The complex flavors of different leaves are best appreciated by individuals akin to wine sommeliers; people with discerning noses and palates. Here are just some facts about tobacco you might not have been aware of.
International Tobacco Grower’s Association
Known as the ITGA, for short, this non-profit organization came into being 30 years ago to help tobacco farmers the world over.
They fight for tobacco’s commercial security at a time when people are turning away from this plant, especially as the basis for smoking products.
ITGA members aim to connect members to each other no matter how far apart they are globally. They look to help one another in various ways and fight against anti-tobacco movements. Another role of the ITGA is to let the world know there are people behind these plants whose whole lives would be affected by the loss of their industry.
According to the ITGA, small farms subsidize less controversial farming by growing small amounts of tobacco. Tobacco crops bring in substantial money, making this plant worthwhile to families which might not otherwise make enough growing other plants or raising animals.
Types of Tobacco
Tobacco types are all subtly different from each other. Some have strong flavors; others are subtle. There are sweet, dry, nutty, and bitter styles. Flavors are further affected by the way they are cured: by flue, fire, air, or sun.
Tobacco is generally grown for use in the cigarette industry, for pipes, and for cigars, although it is also used as a source of nicotine for the making of pest-killing agents.
In a regular garden, tobacco plants grown between other plants (known as co-planting) can keep down the number of insects which would otherwise harm flowers, fruits, and vegetables.
Types of tobacco grown for commercial sale include Burley, a Kentucky leaf, Corojo from Cuba (for cigars), Perique from Louisiana, and Virginia.
Concerns about Tobacco and Nicotine
There are several issues revolving around the cultivation and use of tobacco. For the most part, growers are tied to the cigarette industry and no one denies there is a direct association between smoking and cancer. Thus, it is very hard to defend the industry no matter how much good it does for developing countries and individual families.
The tobacco industry has been hit by growth in the e cig market where tobacco is not necessarily used in the making of e liquid, except when vapor juice is made through the process of tobacco extraction.
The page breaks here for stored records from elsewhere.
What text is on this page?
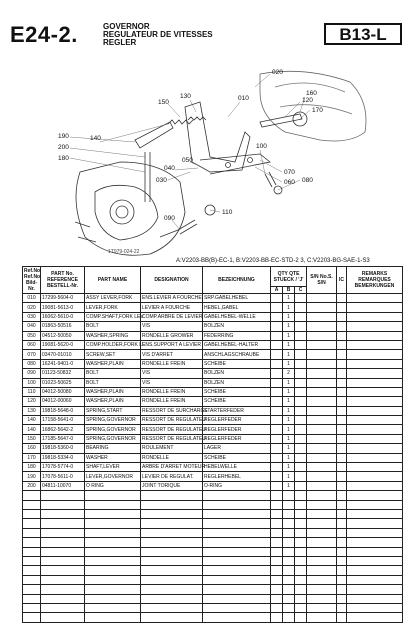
E24-2.	GOVERNOR
REGULATEUR DE VITESSES
REGLER	B13-L
020
150
130
170
120
010
190	140
200
180
100
050
040
030
090
060
070
080
110
160
1T979-024-22
A:V2203-BB(B)-EC-1, B:V2203-BB-EC-STD-2 3, C:V2203-BG-SAE-1-S3
Ref.No Ref.No Bild-Nr.	PART No. REFERENCE BESTELL-Nr.	PART NAME	DESIGNATION	BEZEICHNUNG	QTY QTE STUECK / 'J'			S/N No.S. S/N	IC	REMARKS REMARQUES BEMERKUNGEN
					A	B	C			
010	17299-5604-0	ASSY LEVER,FORK	ENS.LEVIER A FOURCHE	SRP.GABELHEBEL		1				
020	19081-5613-0	LEVER,FORK	LEVIER A FOURCHE	HEBEL,GABEL		1				
030	16062-5610-0	COMP.SHAFT,FORK LEV.	COMP.ARBRE DE LEVIER	GABELHEBEL-WELLE		1				
040	01863-50516	BOLT	VIS	BOLZEN		1				
050	04512-50050	WASHER,SPRING	RONDELLE GROWER	FEDERRING		1				
060	19081-5620-0	COMP.HOLDER,FORK LE.	ENS.SUPPORT A LEVIER	GABELHEBEL-HALTER		1				
070	03470-01010	SCREW,SET	VIS D'ARRET	ANSCHLAGSCHRAUBE		1				
080	16241-9401-0	WASHER,PLAIN	RONDELLE FREIN	SCHEIBE		1				
090	01123-50832	BOLT	VIS	BOLZEN		2				
100	01023-50625	BOLT	VIS	BOLZEN		1				
110	04012-50080	WASHER,PLAIN	RONDELLE FREIN	SCHEIBE		1				
120	04012-00060	WASHER,PLAIN	RONDELLE FREIN	SCHEIBE		1				
130	19818-5648-0	SPRING,START	RESSORT DE SURCHARGE	STARTERFEDER		1				
140	17158-5641-0	SPRING,GOVERNOR	RESSORT DE REGULATEU	REGLERFEDER		1				
140	16862-5642-2	SPRING,GOVERNOR	RESSORT DE REGULATEU	REGLERFEDER		1				
150	17185-5647-0	SPRING,GOVERNOR	RESSORT DE REGULATEU	REGLERFEDER		1				
160	19818-5360-0	BEARING	ROULEMENT	LAGER		1				
170	19818-5334-0	WASHER	RONDELLE	SCHEIBE		1				
180	17078-5774-0	SHAFT,LEVER	ARBRE D'ARRET MOTEUR	HEBELWELLE		1				
190	17078-5611-0	LEVER,GOVERNOR	LEVIER DE REGULAT.	REGLERHEBEL		1				
200	04811-10070	O RING	JOINT TORIQUE	O-RING		1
In some cases, this is the way vapor juice companies obtain their nicotine, but many other sources exist including tomatoes and potatoes.
Vaporizers, however, use tobacco leaves. They heat these finely ground leaves rather than burning them, however, so they do not release nearly as many toxins as a cigar or cigarette does. This alternative nicotine delivery system has its detractors but is regarded as much safer than smoking.
Nicotine itself is a potential threat, however, because this is the part of the plant that has addictive properties. Psychologists would argue that the action of smoking (the hand-to-mouth motion and associating smoking with certain activities) is addictive in its own right without the addition of a stimulant.
But the stimulant is what causes highs and lows in the brain, a raised heart rate, and other risky side effects. Just how risky these side effects become depends on the person’s natural tolerance, how much nicotine they consume daily, and how long they have been smoking or chewing tobacco.
The worst thing you can do is ingest nicotine. Parents are strongly advised to keep e liquid with nicotine and cigarettes or loose tobacco well away from curious hands and mouths.
It won’t taste good and kids will most likely spit it out, but not before ingesting enough nicotine to prove fatal or at least warrant a trip to the emergency department. The same goes for pets which could suffer stomach upset or even die if they were to chew on a cigarette butt or accidentally swallow any source of nicotine.